An observation was conducted of the resident's on May 6, 2021 at approximately 10:50 a.m. with the Director of Maintenance (staff #60). With the resident's permission, staff #60 looked through the resident's drawers and closet. Staff #60 stated he saw one cockroach in the resident's drawer. Upon further observation by the surveyor, two cockroaches were observed behind one of the resident's dressers, one cockroach was observed in the bottom of the resident's closet, and one was observed on the side of the closet behind the resident's clothes. All of the roaches were observed to be alive. The resident that resided in the room stated that the cockroaches were everywhere and hoped they could catch them.

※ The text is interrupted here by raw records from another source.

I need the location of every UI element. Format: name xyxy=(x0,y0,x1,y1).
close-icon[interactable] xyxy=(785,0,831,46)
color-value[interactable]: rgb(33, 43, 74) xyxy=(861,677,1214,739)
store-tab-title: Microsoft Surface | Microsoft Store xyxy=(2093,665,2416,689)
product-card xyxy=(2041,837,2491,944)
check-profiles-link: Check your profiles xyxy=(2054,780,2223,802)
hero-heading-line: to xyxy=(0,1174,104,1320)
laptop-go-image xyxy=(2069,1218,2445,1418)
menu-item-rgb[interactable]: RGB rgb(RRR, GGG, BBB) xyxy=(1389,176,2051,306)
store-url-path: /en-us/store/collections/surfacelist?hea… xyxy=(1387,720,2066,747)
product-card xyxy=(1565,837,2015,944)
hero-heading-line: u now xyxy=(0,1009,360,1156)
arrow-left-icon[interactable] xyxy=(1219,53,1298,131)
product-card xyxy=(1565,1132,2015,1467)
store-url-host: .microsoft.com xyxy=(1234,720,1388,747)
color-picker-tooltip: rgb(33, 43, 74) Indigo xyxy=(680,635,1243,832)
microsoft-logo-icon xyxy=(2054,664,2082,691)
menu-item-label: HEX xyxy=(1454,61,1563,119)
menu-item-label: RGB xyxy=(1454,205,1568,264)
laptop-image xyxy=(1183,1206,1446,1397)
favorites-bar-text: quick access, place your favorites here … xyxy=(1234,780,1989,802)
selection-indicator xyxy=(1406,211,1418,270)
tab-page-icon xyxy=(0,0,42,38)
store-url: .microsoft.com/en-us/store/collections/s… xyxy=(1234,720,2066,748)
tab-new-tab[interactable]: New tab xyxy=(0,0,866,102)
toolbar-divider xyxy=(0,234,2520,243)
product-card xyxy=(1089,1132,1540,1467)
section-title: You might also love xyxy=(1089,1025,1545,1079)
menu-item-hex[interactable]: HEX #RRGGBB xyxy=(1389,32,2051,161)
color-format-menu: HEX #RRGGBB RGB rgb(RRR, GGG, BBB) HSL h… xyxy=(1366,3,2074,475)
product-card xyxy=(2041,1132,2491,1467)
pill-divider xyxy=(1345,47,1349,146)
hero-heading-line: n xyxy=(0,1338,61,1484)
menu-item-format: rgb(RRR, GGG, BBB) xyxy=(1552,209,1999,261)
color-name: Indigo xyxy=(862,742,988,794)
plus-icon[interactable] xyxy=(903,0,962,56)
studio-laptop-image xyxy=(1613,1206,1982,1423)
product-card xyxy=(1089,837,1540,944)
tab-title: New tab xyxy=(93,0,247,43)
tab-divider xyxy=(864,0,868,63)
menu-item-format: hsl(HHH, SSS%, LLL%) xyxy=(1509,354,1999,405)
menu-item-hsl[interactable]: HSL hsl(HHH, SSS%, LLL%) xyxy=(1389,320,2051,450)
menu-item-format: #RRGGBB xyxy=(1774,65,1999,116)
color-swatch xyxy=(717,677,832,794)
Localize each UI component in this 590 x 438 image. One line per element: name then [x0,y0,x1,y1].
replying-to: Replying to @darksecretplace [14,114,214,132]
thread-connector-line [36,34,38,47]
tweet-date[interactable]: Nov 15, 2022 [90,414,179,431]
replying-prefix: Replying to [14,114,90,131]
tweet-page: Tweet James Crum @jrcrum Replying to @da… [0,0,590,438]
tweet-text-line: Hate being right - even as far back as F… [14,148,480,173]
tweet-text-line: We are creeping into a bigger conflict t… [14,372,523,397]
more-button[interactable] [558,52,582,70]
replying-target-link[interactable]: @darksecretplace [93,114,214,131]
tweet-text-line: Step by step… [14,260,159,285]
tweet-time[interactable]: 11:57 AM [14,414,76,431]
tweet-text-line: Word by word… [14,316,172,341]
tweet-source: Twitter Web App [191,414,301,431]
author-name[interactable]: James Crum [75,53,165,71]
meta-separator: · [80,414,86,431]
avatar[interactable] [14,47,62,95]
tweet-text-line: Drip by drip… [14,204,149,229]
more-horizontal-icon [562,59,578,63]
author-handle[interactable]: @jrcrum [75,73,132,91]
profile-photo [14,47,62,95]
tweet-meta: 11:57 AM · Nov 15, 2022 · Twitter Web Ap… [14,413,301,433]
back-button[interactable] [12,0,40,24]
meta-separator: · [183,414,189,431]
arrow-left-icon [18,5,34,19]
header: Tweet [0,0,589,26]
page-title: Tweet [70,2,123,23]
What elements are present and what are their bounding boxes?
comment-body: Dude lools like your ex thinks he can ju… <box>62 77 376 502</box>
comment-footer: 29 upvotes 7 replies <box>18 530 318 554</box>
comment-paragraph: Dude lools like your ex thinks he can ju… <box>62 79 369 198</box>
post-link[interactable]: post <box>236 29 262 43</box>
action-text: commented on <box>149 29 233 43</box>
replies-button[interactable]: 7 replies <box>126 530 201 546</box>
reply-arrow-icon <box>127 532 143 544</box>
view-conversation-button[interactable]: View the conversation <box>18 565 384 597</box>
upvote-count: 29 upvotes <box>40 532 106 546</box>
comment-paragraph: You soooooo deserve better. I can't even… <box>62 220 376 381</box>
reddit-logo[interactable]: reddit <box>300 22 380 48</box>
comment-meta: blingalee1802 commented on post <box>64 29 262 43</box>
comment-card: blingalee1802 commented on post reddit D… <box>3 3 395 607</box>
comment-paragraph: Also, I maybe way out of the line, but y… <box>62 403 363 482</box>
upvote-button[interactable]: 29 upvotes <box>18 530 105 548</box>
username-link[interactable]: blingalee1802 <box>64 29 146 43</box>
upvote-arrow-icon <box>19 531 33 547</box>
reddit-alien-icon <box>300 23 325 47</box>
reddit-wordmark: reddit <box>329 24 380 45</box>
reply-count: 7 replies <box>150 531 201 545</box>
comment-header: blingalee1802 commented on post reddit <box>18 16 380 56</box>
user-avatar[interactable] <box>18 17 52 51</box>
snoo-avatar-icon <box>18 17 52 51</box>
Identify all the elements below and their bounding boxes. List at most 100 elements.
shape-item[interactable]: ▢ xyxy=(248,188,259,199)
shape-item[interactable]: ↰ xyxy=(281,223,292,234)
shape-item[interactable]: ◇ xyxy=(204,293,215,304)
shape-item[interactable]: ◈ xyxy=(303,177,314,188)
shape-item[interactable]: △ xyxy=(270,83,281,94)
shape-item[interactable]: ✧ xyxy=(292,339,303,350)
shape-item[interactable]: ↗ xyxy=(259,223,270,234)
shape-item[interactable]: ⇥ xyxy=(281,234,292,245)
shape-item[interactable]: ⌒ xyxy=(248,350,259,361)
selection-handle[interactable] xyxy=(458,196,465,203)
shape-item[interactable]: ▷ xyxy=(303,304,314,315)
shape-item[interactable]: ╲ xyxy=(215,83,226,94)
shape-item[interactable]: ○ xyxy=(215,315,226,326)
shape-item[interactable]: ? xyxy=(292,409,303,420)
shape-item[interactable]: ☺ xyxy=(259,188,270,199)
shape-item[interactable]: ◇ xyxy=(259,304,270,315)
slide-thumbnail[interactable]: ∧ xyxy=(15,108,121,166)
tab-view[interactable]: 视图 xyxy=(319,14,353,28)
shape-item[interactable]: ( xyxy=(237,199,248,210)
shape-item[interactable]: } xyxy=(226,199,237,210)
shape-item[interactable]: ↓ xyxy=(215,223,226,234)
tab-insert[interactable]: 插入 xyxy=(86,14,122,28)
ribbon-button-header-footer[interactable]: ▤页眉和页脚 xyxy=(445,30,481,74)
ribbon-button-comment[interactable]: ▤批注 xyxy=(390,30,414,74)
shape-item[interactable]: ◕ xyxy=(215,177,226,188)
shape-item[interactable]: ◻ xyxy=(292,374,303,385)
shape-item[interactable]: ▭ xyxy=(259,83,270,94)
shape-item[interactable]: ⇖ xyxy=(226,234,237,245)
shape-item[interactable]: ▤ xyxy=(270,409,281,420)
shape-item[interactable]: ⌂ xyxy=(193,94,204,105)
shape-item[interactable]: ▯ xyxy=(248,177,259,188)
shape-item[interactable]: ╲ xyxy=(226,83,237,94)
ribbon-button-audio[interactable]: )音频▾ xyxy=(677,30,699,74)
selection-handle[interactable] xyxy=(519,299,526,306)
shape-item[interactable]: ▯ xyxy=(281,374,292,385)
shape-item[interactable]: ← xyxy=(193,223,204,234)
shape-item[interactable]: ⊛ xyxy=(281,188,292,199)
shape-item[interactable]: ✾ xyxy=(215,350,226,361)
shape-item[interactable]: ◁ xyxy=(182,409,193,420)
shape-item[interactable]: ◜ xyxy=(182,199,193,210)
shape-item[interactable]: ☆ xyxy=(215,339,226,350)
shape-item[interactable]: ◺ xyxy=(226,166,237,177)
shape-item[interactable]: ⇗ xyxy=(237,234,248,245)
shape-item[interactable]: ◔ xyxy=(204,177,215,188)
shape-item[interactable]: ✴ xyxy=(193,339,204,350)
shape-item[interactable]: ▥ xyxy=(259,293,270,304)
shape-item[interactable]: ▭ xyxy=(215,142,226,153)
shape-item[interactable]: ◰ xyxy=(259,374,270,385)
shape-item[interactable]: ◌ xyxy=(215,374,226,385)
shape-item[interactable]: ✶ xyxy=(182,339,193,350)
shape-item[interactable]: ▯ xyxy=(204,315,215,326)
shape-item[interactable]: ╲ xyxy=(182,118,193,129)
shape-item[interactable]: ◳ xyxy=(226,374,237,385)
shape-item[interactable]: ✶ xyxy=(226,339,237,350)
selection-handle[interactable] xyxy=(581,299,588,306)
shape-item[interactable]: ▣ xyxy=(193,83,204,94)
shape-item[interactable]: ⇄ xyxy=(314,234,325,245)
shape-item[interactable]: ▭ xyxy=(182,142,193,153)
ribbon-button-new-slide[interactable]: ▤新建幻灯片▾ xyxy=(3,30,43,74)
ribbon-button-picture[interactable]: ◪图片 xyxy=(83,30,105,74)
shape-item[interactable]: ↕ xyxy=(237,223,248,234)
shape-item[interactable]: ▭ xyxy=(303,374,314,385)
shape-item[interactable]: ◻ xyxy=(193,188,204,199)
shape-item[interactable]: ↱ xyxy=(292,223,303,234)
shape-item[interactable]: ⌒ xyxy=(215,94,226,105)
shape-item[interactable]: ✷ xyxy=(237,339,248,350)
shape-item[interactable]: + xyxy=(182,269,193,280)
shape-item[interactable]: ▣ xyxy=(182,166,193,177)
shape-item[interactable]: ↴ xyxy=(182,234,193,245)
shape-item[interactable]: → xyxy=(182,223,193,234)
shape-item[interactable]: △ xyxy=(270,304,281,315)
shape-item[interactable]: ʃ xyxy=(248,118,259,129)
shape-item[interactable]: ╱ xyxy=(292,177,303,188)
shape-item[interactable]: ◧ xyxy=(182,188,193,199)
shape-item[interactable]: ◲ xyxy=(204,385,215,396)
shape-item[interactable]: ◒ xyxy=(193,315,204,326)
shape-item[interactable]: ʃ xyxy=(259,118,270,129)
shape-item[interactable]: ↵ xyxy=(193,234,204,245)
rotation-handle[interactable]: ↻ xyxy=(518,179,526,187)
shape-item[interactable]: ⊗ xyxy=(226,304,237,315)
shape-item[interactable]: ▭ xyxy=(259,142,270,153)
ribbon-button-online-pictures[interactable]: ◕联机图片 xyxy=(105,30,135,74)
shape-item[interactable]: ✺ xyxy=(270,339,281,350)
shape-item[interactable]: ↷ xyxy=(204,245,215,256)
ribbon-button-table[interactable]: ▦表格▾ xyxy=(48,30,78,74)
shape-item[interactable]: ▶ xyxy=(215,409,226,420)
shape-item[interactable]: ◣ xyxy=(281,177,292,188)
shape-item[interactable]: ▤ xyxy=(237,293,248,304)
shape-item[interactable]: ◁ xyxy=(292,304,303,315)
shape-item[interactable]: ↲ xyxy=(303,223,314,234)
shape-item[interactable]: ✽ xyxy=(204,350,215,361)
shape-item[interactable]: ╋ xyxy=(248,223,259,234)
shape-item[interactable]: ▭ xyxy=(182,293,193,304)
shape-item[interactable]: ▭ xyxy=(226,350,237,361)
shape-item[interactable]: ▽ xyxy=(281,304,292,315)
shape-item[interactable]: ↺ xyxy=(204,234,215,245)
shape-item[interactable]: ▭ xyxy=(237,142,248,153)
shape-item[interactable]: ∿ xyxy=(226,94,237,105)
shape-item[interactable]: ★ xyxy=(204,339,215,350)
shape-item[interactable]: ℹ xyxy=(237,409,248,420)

An interview was conducted on May 6, 2021 at 11:00 a.m. with the Human Resources Director (HR/staff #46). She stated that when staff have a concern they may text, email, leave a note, or call her directly. She stated that she has a drop-box in the front of her office and that staff will sometimes slip a note under her door as well. Staff #46 stated that she did recall there had been a note from a member of the staff regarding the cockroaches in the facility. She stated that she had informed the Executive Director (ED/staff #88) and the Director of Nursing (DON/staff #47) after she had received the note. Staff #46 also stated that she did not remember exactly when she had notified them. She stated that the ED had gone on rounds with maintenance, checked all the rooms, and that they had sprayed twice weekly, or every day, during the month of April. She stated that the Infection Preventionist and the DON are responsible to educate staff on what to do when they see cockroaches. Staff #46 stated that once she let the ED and the DON know, it was out of her hands.
On May 6, 2021 at 12:16 p.m., an interview was conducted with a CNA (staff #80). The CNA stated they had seen cockroaches all over the resident's room, especially at night. The CNA stated the roaches had been seen in the resident's bed on more than one occasion.
An interview was conducted on May 6, 2021 at 12:33 p.m. with a member of the nursing staff (staff #54). Staff #54 stated that cockroaches were seen in the resident's room and that the roaches were not directly reported by staff #54. Staff #54 also stated that the facility had a couple of new hires recently, and that one CNA had only stayed for 1.5 hours because she had seen a cockroach in the building and did not like how unclean the building was.